Laut Monitoringbericht der Bundesnetzagentur schlägt sich dies in den Tarifen für Haushaltskunden drastisch nieder. So betragen die Netzentgelte im windradreichen Schleswig-Holstein 9,79 Cent pro Kilowattstunde. Im windradfeindlichen Bayern hingegen nur 6,85 Cent. Von der ungerechten Tarifgestaltung profitieren aber auch nördliche Stadtstaaten, auf derem engen Territorium naturgemäß kaum Windstrom erzeugt wird. So beträgt das Netzentgelt in Bremen nur 5,85 Cent pro Kilowattstunde. In Berlin beläuft es sich auf 6,49 Cent.

Im reichen Bayern lässt man gern die anderen zahlen

Dabei handelt es sich keineswegs um Kleckerbeträge. Denn die Netzentgelte machen etwa ein Viertel des Strompreises aus. Bei einem Jahresverbrauch von 5 000 Kilowattstunden zahlt beispielsweise ein Vier-Personen-Haushalt in Ländern mit reichlich Windanlagen wie Brandenburg 588 Euro an Netzentgelten. In Schlewig-Holstein sind es 587 Euro und in Mecklenburg-Vorpommern 558 Euro. Im windradfeindlichen Bayern muss ein vergleichbarer Haushalt hingegen nur 385 Euro zahlen.

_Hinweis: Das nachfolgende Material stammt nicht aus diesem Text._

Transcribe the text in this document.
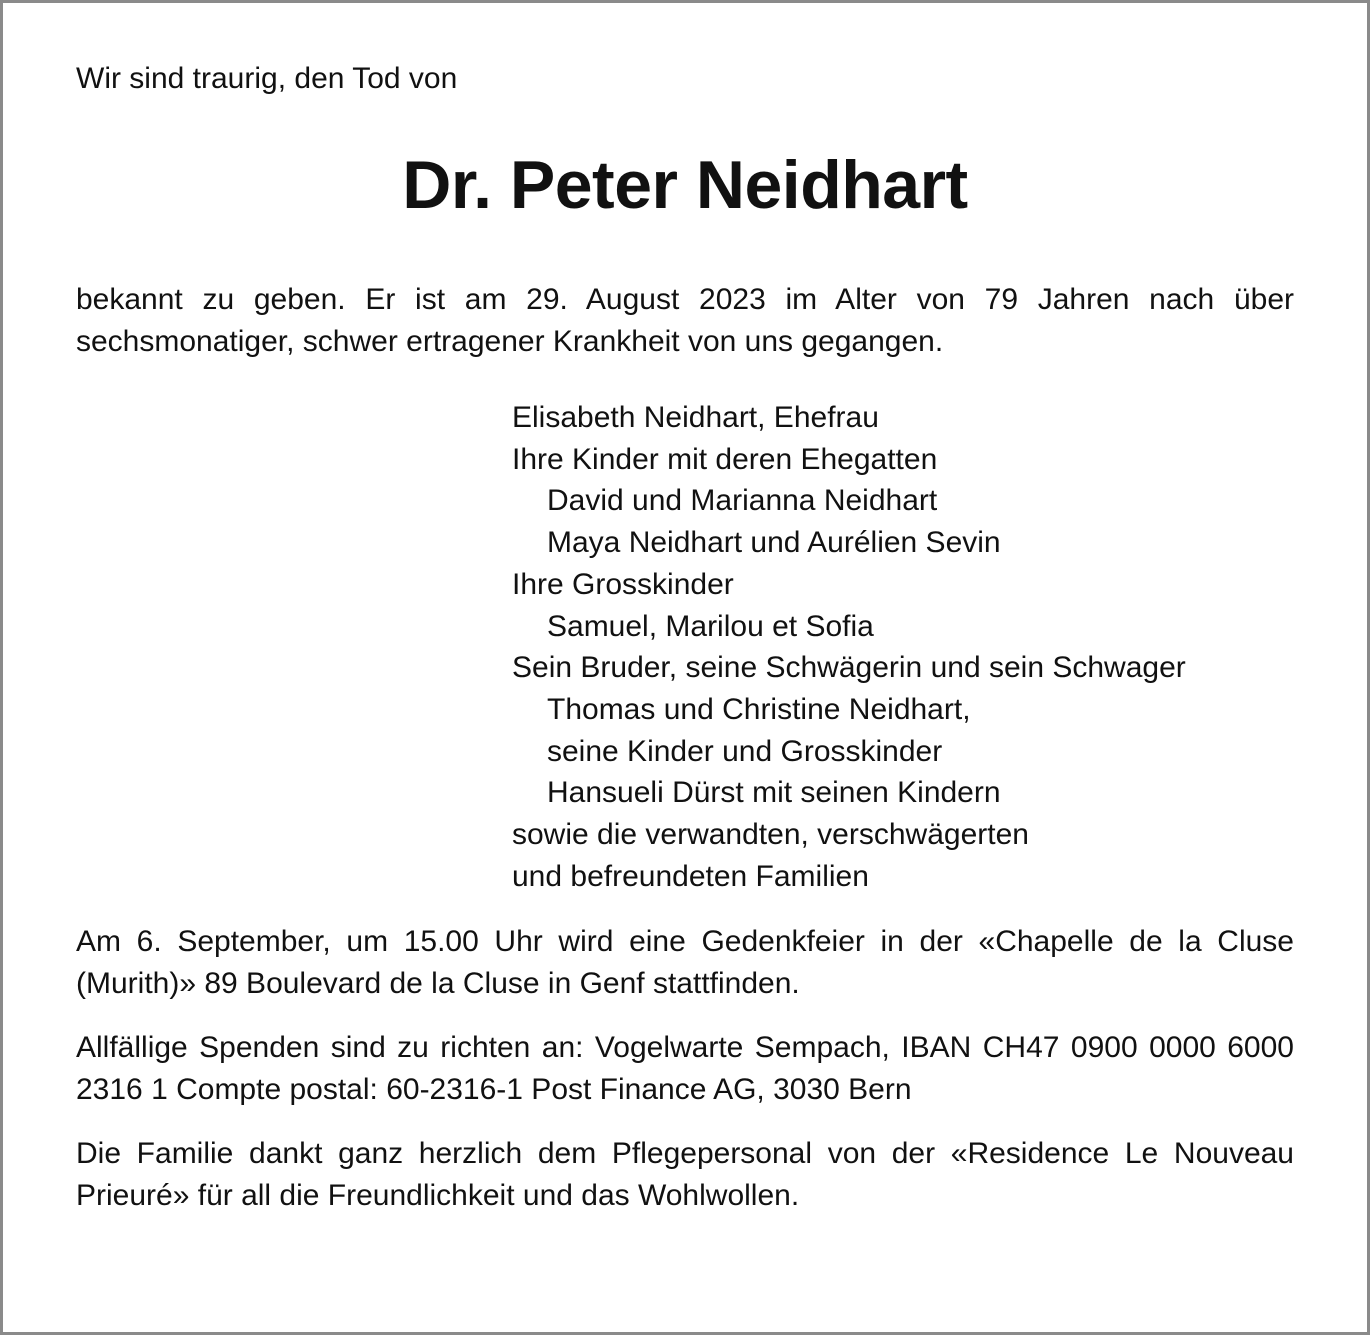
Wir sind traurig, den Tod von

Dr. Peter Neidhart

bekannt zu geben. Er ist am 29. August 2023 im Alter von 79 Jahren nach über sechsmonatiger, schwer ertragener Krankheit von uns gegangen.

Elisabeth Neidhart, Ehefrau
Ihre Kinder mit deren Ehegatten
David und Marianna Neidhart
Maya Neidhart und Aurélien Sevin
Ihre Grosskinder
Samuel, Marilou et Sofia
Sein Bruder, seine Schwägerin und sein Schwager
Thomas und Christine Neidhart,
seine Kinder und Grosskinder
Hansueli Dürst mit seinen Kindern
sowie die verwandten, verschwägerten
und befreundeten Familien

Am 6. September, um 15.00 Uhr wird eine Gedenkfeier in der «Chapelle de la Cluse (Murith)» 89 Boulevard de la Cluse in Genf stattfinden.

Allfällige Spenden sind zu richten an: Vogelwarte Sempach, IBAN CH47 0900 0000 6000 2316 1 Compte postal: 60-2316-1 Post Finance AG, 3030 Bern

Die Familie dankt ganz herzlich dem Pflegepersonal von der «Residence Le Nouveau Prieuré» für all die Freundlichkeit und das Wohlwollen.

Politiker aus den Nordstaaten sind daher nicht länger bereit, sich von den reichen Bundesländern des Südens, allen voran Bayern, ausbeuten zu lassen. “Für mich ist es ärgerlich, dass wir für den Ausbau der Erneuerbaren Energien die Zeche zahlen müssen, indem wir eben die Stromnetze hier selbst zahlen müssen, obwohl die dazu dienen, dass ganz Deutschland mit erneuerbaren Energien versorgt wird“, sagte Tobias Goldschmidt, Schleswig-Holsteins Minister für Energiewende (Grüne), kürzlich Journalisten des Norddeutschen Rundfunks.

Auch der Bundeskanzler will Reform

Sein Kollege, der niedersächsische Umweltminister Christian Meyer (Grüne), sieht das ähnlich. “Es kann nicht akzeptabel sein, dass wir bestraft werden, weil wir Solar- und Windenergieanlagen integrieren. Das ist einfach nicht fair”, sagte er der Presse-Agentur dpa.

Tröstlich: Inzwischen liegt dem Bundestag ein Gesetzentwurf zur Einführung fairer Netzgentgelte vor. Falls er durchkommt, kann die Bundesnetzagentur ein Tarifwerk mit gerechten Preise entwerfen. Auch Bundeskanzler Olaf Scholz (SPD) hat sich für eine Reform der Netzentgelte ausgesprochen. Zu erwarten ist allerdings, dass die Südstaaten – Bayern voran – sich querlegen. Sie werden wohl einiges dafür tun, das Gesetz zu verschleppen und zu verwässern.